Diane’s emotional malaise is reduced to a purely personal or personality issue. Hints of the stultifying character of respectable middle class life in postwar Toronto are provided by nasty, moralizing newspaper headlines about Diane’s first marriage ending in divorce in the late 1960s (because she’d been “unfaithful,” she lost custody of her two children), but nothing more is made of that.
Stories We Tell is another uncompleted work. No doubt, Diane found her circles in Toronto repressive. But the fault did not lie with her husband so much, one might suggest, as with the times and what they made of people. She was yearning perhaps for something more meaningful, life-changing than the humdrum of her everyday existence.
Remarkably, Polley, who has something of a left-wing reputation, leaves entirely untouched Harry Gulkin’s history, which might help account for her mother’s attraction to him. In a 2011 interview, Gulkin explained that his parents “were children of the Russian Revolution” who “had devoted their lives to the overthrow of the czar” and that his mother “was a great believer in the heroic leadership of Lenin.” He described the conditions of the Depression, when “the capitalist system wasn’t exactly shining” and how his mother “used to bring a pile of extra sandwiches to feed to the unemployed people who were sleeping and living on the mountain [in Montreal].”

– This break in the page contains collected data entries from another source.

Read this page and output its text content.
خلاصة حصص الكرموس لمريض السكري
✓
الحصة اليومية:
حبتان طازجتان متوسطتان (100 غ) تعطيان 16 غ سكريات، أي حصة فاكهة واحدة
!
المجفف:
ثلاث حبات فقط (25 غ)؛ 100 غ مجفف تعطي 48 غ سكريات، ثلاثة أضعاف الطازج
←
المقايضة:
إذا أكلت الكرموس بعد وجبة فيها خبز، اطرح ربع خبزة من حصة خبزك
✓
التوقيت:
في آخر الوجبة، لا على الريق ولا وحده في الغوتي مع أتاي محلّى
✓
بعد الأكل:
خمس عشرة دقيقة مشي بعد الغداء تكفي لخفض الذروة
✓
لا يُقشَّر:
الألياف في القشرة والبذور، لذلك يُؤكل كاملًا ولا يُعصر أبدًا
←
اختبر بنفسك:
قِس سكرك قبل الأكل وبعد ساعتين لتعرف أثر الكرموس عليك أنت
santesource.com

Gulkin himself, obviously a Communist Party member by this time, became a union organizer in the Seamen’s Union in the mid-1940s, later the associate editor of the union’s newspaper and eventually the Quebec correspondent of the Canadian Tribune, the CP weekly at the time. He further told his interviewer that he “left the communist movement in about 1956 and pursued a business career.”
Stories We Tell, in other words, becomes almost a classic illustration of the problems we face in cinema. It sidesteps, probably not out of malice or lack of interest per se, but due to a lack of understanding of their critical importance and dramatic potential, a number of burning issues staring the filmmaker in her face (the character of the postwar period, the fate of radicalism in those decades, Stalinism and its consequences, etc.) in favor of the relatively small change of family secrets and revelations.